Today's Editorial

14 March 2018

Fraud upon the nation

Source: By Deccan Herald

Some four years ago, Prime Minister Narendra Modi declared a war on corruption. He electrified the nation and aroused Himalayan hopes. The other day, he shocked the nation by revealing, in the course of his address to Parliament, that banks’ non-performing assets (NPAs) now stand at Rs 50 lakh crore! That was before Nirav Modi and Mehul Choski scooted off with god-alone-knows how much. The total leak, on this spell, is put anywhere between Rs 11,000 crore and Rs 60,000 crore. One thing seems certain: we shall never know the truth of this fraud; just as we know little of any other. Issues, no matter how gigantic and scary, now only have news-value. They emerge and disappear from view like bubbles.

Now, think for a minute of the Rs 50 lakh crore that, as per the PM, has virtually exited the banking system. It is three times the total currency in circulation in India. This alone explains why Modi had to resort to the shock therapy of demonetisation. But demonetisation had nothing to do with fighting black money. If black money were the target, the government would have done two things: gone after the black money stashed overseas to the tune of Rs 90 lakh crore, and, second, made the billionaire bandits who have defrauded our banks of a lion’s share of their capital to pay back. All of them are, after all, within the country and within the reach of law. Why can’t they be treated on par, respecting Article 14 of the Constitution, with poor farmers who, for laughably small debts, are driven to suicide?

When the common man was made to endure inconveniences for weeks on end in the miserable days of demonetisation, he was given the false hope that this short-term pain would give birth to long-term gain. He did not know then that it was long-term gain for the likes of Nirav Modi. One man alone, this Nirav Modi, has wiped out the grounds gained, if any, from that prolonged, massive national trauma. We are now left looking foolish and cheated.

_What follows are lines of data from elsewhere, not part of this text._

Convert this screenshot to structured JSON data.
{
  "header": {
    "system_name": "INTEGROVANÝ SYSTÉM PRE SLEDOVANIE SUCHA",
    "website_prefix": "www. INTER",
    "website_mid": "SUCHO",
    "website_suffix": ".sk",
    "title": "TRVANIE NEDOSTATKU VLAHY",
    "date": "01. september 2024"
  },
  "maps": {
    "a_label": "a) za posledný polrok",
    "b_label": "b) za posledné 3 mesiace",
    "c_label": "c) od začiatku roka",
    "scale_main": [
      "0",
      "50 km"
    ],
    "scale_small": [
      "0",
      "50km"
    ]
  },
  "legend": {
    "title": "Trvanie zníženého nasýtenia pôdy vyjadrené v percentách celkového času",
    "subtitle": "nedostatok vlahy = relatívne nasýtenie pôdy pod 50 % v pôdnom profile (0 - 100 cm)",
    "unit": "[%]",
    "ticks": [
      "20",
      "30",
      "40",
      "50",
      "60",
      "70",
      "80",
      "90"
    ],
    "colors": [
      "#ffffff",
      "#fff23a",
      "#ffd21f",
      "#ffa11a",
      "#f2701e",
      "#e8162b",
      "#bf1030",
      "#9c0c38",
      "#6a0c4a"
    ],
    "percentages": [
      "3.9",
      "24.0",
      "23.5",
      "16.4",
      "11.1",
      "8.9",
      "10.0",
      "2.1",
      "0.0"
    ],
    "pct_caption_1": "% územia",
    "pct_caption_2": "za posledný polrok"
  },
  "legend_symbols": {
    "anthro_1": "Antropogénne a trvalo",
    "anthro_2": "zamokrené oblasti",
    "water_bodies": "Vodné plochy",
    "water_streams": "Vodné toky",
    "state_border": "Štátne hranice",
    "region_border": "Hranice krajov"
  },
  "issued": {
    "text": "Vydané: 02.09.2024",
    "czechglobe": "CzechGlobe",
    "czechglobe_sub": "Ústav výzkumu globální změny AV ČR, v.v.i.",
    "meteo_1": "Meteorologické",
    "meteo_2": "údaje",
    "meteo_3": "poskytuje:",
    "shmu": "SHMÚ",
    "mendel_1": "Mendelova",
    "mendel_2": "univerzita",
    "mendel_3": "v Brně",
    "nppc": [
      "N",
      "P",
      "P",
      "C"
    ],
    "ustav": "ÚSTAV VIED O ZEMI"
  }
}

But that is not the worst part. The worst is that we are assumed to be incorrigibly stupid. So, it suffices to say that Nirav began blood-letting India in 2011, when UPA was in power. With one statement, the blood on the face of the present dispensation is wiped clean. But we will never be told two things: (a) how much was sanctioned to, and availed by, Nirav Modi between 2011 and 2014, and how much was paid back by him; and (b) how much money he has cheated the banks of since 2014. We will also never be told why the agencies concerned had to wait patiently till the looters made good their escape lock, stock and barrel.

Surely, not even a fool would believe that economic crimes of this magnitude, spread over seven years, can happen without fraudster-politician nexus of a very high order. The very volume of the fraud shrieks against naivete in this regard. As a rule, whenever crimes are perpetrated and criminals are not caught, such mysteries point only in one direction. The belated drama enacted post facto confirms this all the more. None of us believes that either Vijay Mallya or Lalit Modi or Nirav Modi will be brought back or the loot recovered from them. What is lost is the common man’s means of survival. The interests of the economic and political elites stand unaffected.

Shouldn’t it shock us that in decades of organised bank robbery, resulting in the accumulation of Rs 50 lakh crore of NPAs, the criminals in the banking system who have facilitated this blood-letting have seldom been held to account? Why can’t these anti-people colluders be punished on par with a Lalu Yadav? How can bank frauds be ever controlled so long as colluders continue to enjoy assured immunity? We can only fervently hope that what little is left of the taxpayers’ money is not wasted through efforts to get the criminals back, which are doomed to be expensively ineffective, going by the Mallya experience. The government needs to tell us how much money has been wasted so far in bumbling about with this one extradition process?

At the end of the day, these billionaire-robbers can be stopped only if we, the people, the end-victims, wake up and defend our meagre means of survival. For pensioners, in particular, whose only income, given that nuclear family is the urban norm, comes from interests earned from bank deposits, these are not mere crimes. They are swords thrust into their stomachs. People like Nirav Modi, aided and abetted by the powers that be, are robbing them of their precarious status above the poverty line. It takes only a couple of Nirav Modis to drag millions of them into destitution and premature death. Even according to existing provisions, the banks are liable to them only to the tune of Rs 1 lakh, irrespective of the amounts deposited. This alone is sufficient to make banks trigger-happy against citizens, against whom banks are protected. Surely, such legal provisions are not put in place for the sake of “We, the People of India…”

The end of this road, if it goes unchecked, have no doubt, is anarchy. But that is no bad news to any ruling elite. History teaches us that a people will surrender their freedom only when their will is broken on the wheel of hunger and bewilderment. The choice between living in freedom or in glorified serfdom needs to be made by every citizen here and now. That choice must begin with a date with truth. That truth is that we, the middle class, are orphans in this country. No one cares for us. But if we ourselves don’t care and refuse to read the writing on the wall, who can help us?